Eur J Cardiothorac Surg 2004;25:419-423
© 2004 Elsevier Science NL
Clopidogrel does not increase bleeding and allogenic blood transfusion in coronary artery surgery
Hasan Karabuluta*, Fevzi Toramana, Serdar Evrenkayaa, Onur Gokselb, Sumer Tarcana, Cem Alhana
a Department of Cardiovascular Surgery, Ac
badem Hospital, Tekin Sokak, No. 8, 34718 Ac
badem, Istanbul, Turkey
b Siyami Ersek Thoracic and Cardiovascular Surgery Center, Istanbul, Turkey
Received 17 August 2003; received in revised form 20 November 2003; accepted 27 November 2003.
* Corresponding author. Tel.: +90-216-5444-214; fax: +90-216-3258-759
e-mail: hasankarabulut@turk.net
Objectives: Platelet dysfunction is one of the major reasons
of postoperative bleeding following coronary artery surgery.
The aim of this study was to evaluate the effects of clopidogrel;
a specific and potent irreversible inhibitor of platelet aggregation;
on bleeding and use of blood and blood products after coronary
artery bypass surgery (CABG).
Methods: Preoperative patient
characteristics and perioperative and postoperative data were
collected prospectively in 1628 consecutive patients undergoing
isolated CABG performed by the same surgical and anesthesia
team. Of these, 48 were receiving clopidogrel preoperatively.
Of the 1628 patients, 1456 underwent elective and 172 (10.6%)
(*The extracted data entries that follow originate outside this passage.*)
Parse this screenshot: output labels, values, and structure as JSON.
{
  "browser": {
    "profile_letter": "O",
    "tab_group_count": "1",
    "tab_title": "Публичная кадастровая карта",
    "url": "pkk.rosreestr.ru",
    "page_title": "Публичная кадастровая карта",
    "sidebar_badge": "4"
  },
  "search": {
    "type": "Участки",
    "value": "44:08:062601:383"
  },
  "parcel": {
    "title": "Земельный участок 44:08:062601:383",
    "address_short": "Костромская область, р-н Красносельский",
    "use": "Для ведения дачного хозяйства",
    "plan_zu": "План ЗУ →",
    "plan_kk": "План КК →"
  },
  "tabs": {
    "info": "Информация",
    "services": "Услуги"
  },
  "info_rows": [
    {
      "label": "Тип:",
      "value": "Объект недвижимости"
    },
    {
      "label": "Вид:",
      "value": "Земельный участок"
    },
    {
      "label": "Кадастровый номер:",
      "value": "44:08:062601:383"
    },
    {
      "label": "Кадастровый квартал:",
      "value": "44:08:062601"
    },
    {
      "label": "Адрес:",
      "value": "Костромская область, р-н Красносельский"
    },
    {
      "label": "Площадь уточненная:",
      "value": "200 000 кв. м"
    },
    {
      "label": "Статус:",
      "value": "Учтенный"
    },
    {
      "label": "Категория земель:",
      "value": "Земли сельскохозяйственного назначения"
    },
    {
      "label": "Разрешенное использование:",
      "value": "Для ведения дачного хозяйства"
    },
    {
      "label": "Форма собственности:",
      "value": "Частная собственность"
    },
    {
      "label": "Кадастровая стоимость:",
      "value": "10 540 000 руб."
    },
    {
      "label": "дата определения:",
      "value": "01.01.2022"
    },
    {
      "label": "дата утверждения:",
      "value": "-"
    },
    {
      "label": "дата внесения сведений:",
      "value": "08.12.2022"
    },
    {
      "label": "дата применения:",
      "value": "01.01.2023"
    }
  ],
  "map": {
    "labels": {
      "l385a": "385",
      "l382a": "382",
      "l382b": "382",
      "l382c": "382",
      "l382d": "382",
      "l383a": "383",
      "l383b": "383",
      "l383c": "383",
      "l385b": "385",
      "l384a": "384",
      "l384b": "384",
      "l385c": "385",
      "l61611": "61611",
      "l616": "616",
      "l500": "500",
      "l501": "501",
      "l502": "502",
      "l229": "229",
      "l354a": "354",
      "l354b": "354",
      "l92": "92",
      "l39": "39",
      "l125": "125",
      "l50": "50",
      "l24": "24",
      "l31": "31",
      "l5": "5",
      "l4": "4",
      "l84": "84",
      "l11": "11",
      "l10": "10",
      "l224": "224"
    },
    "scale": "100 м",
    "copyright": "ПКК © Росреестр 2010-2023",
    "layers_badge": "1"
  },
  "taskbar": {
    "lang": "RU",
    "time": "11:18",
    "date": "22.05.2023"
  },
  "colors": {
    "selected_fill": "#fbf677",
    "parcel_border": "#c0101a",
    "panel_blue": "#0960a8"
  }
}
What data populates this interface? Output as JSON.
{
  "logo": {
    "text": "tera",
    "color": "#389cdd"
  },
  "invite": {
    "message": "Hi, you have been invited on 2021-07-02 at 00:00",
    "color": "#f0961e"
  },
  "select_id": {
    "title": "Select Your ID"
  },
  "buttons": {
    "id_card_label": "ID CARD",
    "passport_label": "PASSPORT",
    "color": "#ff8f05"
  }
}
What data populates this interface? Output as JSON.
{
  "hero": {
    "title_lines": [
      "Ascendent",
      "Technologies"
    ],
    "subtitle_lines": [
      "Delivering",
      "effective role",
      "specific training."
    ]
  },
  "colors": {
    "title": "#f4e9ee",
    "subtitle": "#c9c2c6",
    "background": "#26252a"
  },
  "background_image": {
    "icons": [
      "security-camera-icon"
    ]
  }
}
underwent non-elective operation. Thirty-six (2.5%) of the elective
patients and 12 (7%) of the non-elective patients were using
clopidogrel, preoperatively. Baseline characteristics, chest
tube output, and the need for reexploration or for blood and
blood product transfusion of clopidogrel recipients and non-recipients
were compared. The clopidogrel group had higher prothrombin
time level (12.6±1.6; 11.5±1.7 s, P=0.013), however
comparable aPTT level (32.6±4.5 vs. 31.4±4.5 s),
and platelet count (275 000±98 000 vs. 280 000±72
000 dl
-1).
Results: The need for reexploration or for blood
and blood product transfusion, chest tube output, ICU length
of stay (20.1±2.9 vs. 21.9±13.5 h; P=NS), and
hospital length of stay (5.5±1.7 vs. 5.4±2.1 days;
P=NS) were similar in clopidogrel recipients and non-recipients,
respectively. Further analysis demonstrated no significant difference
in use of homologous blood or fresh frozen plasma, amount of
postoperative bleeding and reoperation rates for bleeding as
well as length of intensive care unit and hospital stay between
the clopidogrel and the control groups both in elective and
non-elective patients.
Conclusions: The results of this study
suggest that preoperative use of clopidogrel is not associated
with increased bleeding and need for surgical exploration as
well as risk of blood and blood product transfusion after CABG.